We do the testing for this event as late as possible each year so we can include all of the new and substantially updated models from the manufacturers. It usually happens in the first week of December.
2020 being what it was, we weren’t able to do that testing in our regular timeslot because of border closures, travel restrictions and general uncertainty of what we would be free to do.
So we’ve moved the testing to the first week of February this year (we’re on it now) and the results will come to you in the April 2021 edition.
Our test will still focus on the best new 4x4s released between December 1, 2019, and November 30, 2020, so anything that might have hit the market late last year or early in 2021 will still have to wait until the next round.
And, again, 2020 being 2020, the number of new contenders released was relatively small, but it is still a quality field.
Our five finalists present a broad cross-section of the market – from the popular double-cab utes to a lone wagon, all-new vehicles and a significantly upgraded one.
Those finalists are (in no particular order) the Jeep Gladiator Rubicon, Land Rover Defender 110 P400, Mazda BT-50, Isuzu D-MAX and the Toyota Hilux.
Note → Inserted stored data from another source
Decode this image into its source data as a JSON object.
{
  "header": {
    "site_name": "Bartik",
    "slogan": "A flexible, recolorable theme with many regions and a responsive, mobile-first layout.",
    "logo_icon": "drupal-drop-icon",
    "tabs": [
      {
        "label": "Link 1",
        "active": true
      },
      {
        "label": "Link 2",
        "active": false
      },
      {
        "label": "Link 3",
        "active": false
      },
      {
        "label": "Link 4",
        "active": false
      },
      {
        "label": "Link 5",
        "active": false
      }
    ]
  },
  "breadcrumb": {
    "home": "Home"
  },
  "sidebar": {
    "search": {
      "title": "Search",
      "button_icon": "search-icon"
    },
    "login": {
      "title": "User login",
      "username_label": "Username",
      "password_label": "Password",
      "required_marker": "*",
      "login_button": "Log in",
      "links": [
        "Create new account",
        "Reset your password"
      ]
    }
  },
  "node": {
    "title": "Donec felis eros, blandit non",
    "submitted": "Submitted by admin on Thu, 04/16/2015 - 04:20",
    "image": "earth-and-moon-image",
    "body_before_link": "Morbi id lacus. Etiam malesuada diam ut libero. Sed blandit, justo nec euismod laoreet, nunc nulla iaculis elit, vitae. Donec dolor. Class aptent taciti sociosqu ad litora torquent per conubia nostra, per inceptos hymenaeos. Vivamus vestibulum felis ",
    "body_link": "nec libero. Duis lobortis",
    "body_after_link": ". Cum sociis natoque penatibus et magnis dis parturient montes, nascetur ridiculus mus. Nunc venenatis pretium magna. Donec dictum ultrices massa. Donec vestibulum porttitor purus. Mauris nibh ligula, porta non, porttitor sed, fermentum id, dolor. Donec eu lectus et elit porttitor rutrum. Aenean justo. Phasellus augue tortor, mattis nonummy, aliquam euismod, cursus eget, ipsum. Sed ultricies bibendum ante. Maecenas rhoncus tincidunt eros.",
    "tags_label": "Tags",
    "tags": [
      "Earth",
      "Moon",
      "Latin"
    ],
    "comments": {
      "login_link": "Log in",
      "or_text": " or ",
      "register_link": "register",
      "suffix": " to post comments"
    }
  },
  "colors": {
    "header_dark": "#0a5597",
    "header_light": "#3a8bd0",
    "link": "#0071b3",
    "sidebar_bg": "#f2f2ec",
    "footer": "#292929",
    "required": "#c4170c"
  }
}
Obviously, the Hilux is the upgraded model and our testing of it in late 2020 deemed the improvements to the ute warrant its inclusion.
As always, we’ll bring together a team of experienced four-wheel drivers to do the testing, and our best photographers and videographers willk document the process as we put them through their paces at the proving ground and in the bush.
There’s a lot of work involved in the testing, but it’s also a lot of fun. I mean, who wouldn’t want to be out four-wheel driving with a group of blokes I call mates and get paid for it?
The real work starts when we get back to the office and wade through the pages of notes, data and the judges’ scores to determine a winner. Yes, it’s work, but I wouldn’t miss it for quids!